The parents of Star Trek actor Anton Yelchin are suing Fiat Chrysler Automobiles (FCA) over the death of their son, who was killed when his 2015 Jeep Grand Cherokee rolled back on the steep driveway of his home and pinned him against a brick gate post.
Around the time of Yelchin’s death, FCA had announced a recall on the 2014-2015 Grand Cherokee concerning the electronic transmission that had some instances of owners not properly putting the car in park when exiting, and having the vehicle roll away, resulting in some injuries.
On April 25, 2016, FCA announced a recall of 1.1 million vehicles (also including Dodge Charger and Chrysler 300 sedans) to address a problem with the automatic transmission shifter. The lever looks like the traditional console mounted shifter but works like a toggle with the handle moved to electronically select a gear, but the lever always returns to a centred position.
The driver is alerted to the gear position through lit symbols in various locations such as the handle and the instrument panel, and if it is left in gear, warning chimes are sounded. If the movement is not enough to engage the gear, such as Park, and the lever returns to the centred position, the car could remain in gear or shift to neutral without the driver being aware of it.
When the driver takes his foot off the brake pedal and exits the vehicle, it could roll away if it is parked on a slope.
The cause of the injuries was attributed to driver error as investigations turned up no mechanical or electrical failures, but the company issued the recall to address movement of the lever and to enhance audible and visual warnings.

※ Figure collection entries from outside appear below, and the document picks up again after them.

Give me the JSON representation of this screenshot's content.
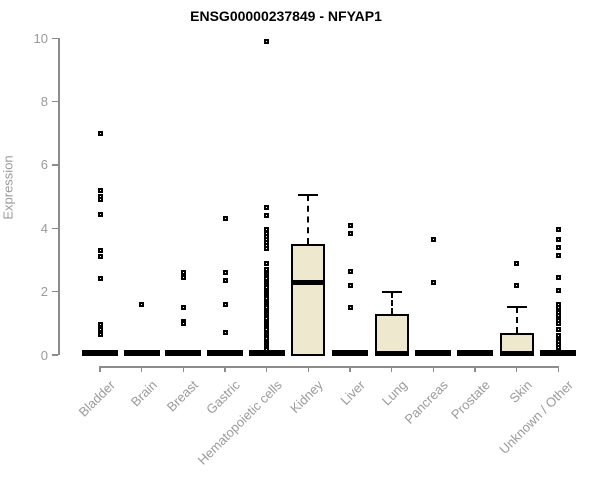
{
  "title": "ENSG00000237849 - NFYAP1",
  "chart_data": {
    "type": "boxplot",
    "title": "ENSG00000237849 - NFYAP1",
    "ylabel": "Expression",
    "xlabel": "",
    "ylim": [
      0,
      10
    ],
    "yticks": [
      0,
      2,
      4,
      6,
      8,
      10
    ],
    "grid": "off",
    "legend": "none",
    "categories": [
      "Bladder",
      "Brain",
      "Breast",
      "Gastric",
      "Hematopoietic cells",
      "Kidney",
      "Liver",
      "Lung",
      "Pancreas",
      "Prostate",
      "Skin",
      "Unknown / Other"
    ],
    "series": [
      {
        "label": "Bladder",
        "collapsed": true,
        "box": {
          "q1": 0,
          "median": 0,
          "q3": 0,
          "whisker_hi": 0
        },
        "outliers": [
          7.0,
          5.2,
          5.0,
          4.9,
          4.45,
          3.3,
          3.1,
          2.4,
          0.95,
          0.8,
          0.65
        ]
      },
      {
        "label": "Brain",
        "collapsed": true,
        "box": {
          "q1": 0,
          "median": 0,
          "q3": 0,
          "whisker_hi": 0
        },
        "outliers": [
          1.6
        ]
      },
      {
        "label": "Breast",
        "collapsed": true,
        "box": {
          "q1": 0,
          "median": 0,
          "q3": 0,
          "whisker_hi": 0
        },
        "outliers": [
          2.6,
          2.45,
          1.5,
          1.05,
          0.98
        ]
      },
      {
        "label": "Gastric",
        "collapsed": true,
        "box": {
          "q1": 0,
          "median": 0,
          "q3": 0,
          "whisker_hi": 0
        },
        "outliers": [
          4.3,
          2.6,
          2.35,
          1.6,
          0.7
        ]
      },
      {
        "label": "Hematopoietic cells",
        "collapsed": true,
        "box": {
          "q1": 0,
          "median": 0,
          "q3": 0,
          "whisker_hi": 0
        },
        "outliers": [
          9.9,
          4.65,
          4.4,
          3.95,
          3.85,
          3.75,
          3.65,
          3.55,
          3.45,
          3.35,
          2.9,
          2.7,
          2.62,
          2.55,
          2.48,
          2.4,
          2.33,
          2.26,
          2.19,
          2.12,
          2.05,
          1.98,
          1.91,
          1.84,
          1.77,
          1.7,
          1.63,
          1.56,
          1.49,
          1.42,
          1.35,
          1.28,
          1.21,
          1.14,
          1.07,
          1.0,
          0.93,
          0.86,
          0.79,
          0.72,
          0.65,
          0.58,
          0.51,
          0.44,
          0.37,
          0.3,
          0.23,
          0.16
        ]
      },
      {
        "label": "Kidney",
        "collapsed": false,
        "box": {
          "q1": 0,
          "median": 2.3,
          "q3": 3.5,
          "whisker_hi": 5.05
        },
        "outliers": []
      },
      {
        "label": "Liver",
        "collapsed": true,
        "box": {
          "q1": 0,
          "median": 0,
          "q3": 0,
          "whisker_hi": 0
        },
        "outliers": [
          4.1,
          3.85,
          2.65,
          2.2,
          1.5
        ]
      },
      {
        "label": "Lung",
        "collapsed": false,
        "box": {
          "q1": 0,
          "median": 0.05,
          "q3": 1.3,
          "whisker_hi": 2.0
        },
        "outliers": []
      },
      {
        "label": "Pancreas",
        "collapsed": true,
        "box": {
          "q1": 0,
          "median": 0,
          "q3": 0,
          "whisker_hi": 0
        },
        "outliers": [
          3.65,
          2.3
        ]
      },
      {
        "label": "Prostate",
        "collapsed": true,
        "box": {
          "q1": 0,
          "median": 0,
          "q3": 0,
          "whisker_hi": 0
        },
        "outliers": []
      },
      {
        "label": "Skin",
        "collapsed": false,
        "box": {
          "q1": 0,
          "median": 0.05,
          "q3": 0.7,
          "whisker_hi": 1.5
        },
        "outliers": [
          2.9,
          2.2
        ]
      },
      {
        "label": "Unknown / Other",
        "collapsed": true,
        "box": {
          "q1": 0,
          "median": 0,
          "q3": 0,
          "whisker_hi": 0
        },
        "outliers": [
          3.95,
          3.65,
          3.4,
          3.15,
          2.45,
          2.05,
          1.6,
          1.5,
          1.35,
          1.25,
          1.1,
          1.0,
          0.8,
          0.6,
          0.5,
          0.42,
          0.33,
          0.25
        ]
      }
    ],
    "colors": {
      "box_fill": "#ede8ce",
      "box_border": "#000000",
      "median": "#000000",
      "outlier_border": "#000000",
      "axis": "#8c8c8c",
      "axis_text": "#9a9a9a",
      "title": "#000000"
    }
  }
}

The previous generation Grand Cherokee to Yelchin’s had a gated shifter on the centre console, and the successor has a different style of shifter with gear position again changing depending on the driver’s selection.
According to a document filed with the US’s National Highway Traffic Safety Administration (NHTSA), the recall was to begin June 24, 2016. Yelchin was killed June 19. He had received a preliminary notice in the middle of May and was told he’d be notified when a fix for his vehicle was ready. Another notice announcing a software fix was reportedly received in the mail a week after his death.
A class action was launched June 23 in a Los Angeles court, prominently citing the actor’s death and claiming the company was not doing enough to address the flaw with the shift mechanism, saying “There is no tactile or position feedback to the operator as to whether the car has actually been placed into the safe-to-exit ‘park’ gear. And there is no safety override that automatically puts the car in ‘park’ if the driver’s door is open and pressure is taken off the foot brake.”
The wrongful-death and product-liability lawsuit brought by Yelchin’s parents contends the shifter is poorly designed, leading to a defect directly responsible for their son’s suffocation death after he was trapped between the vehicle and the brick structure.
The suit document does not specify damages.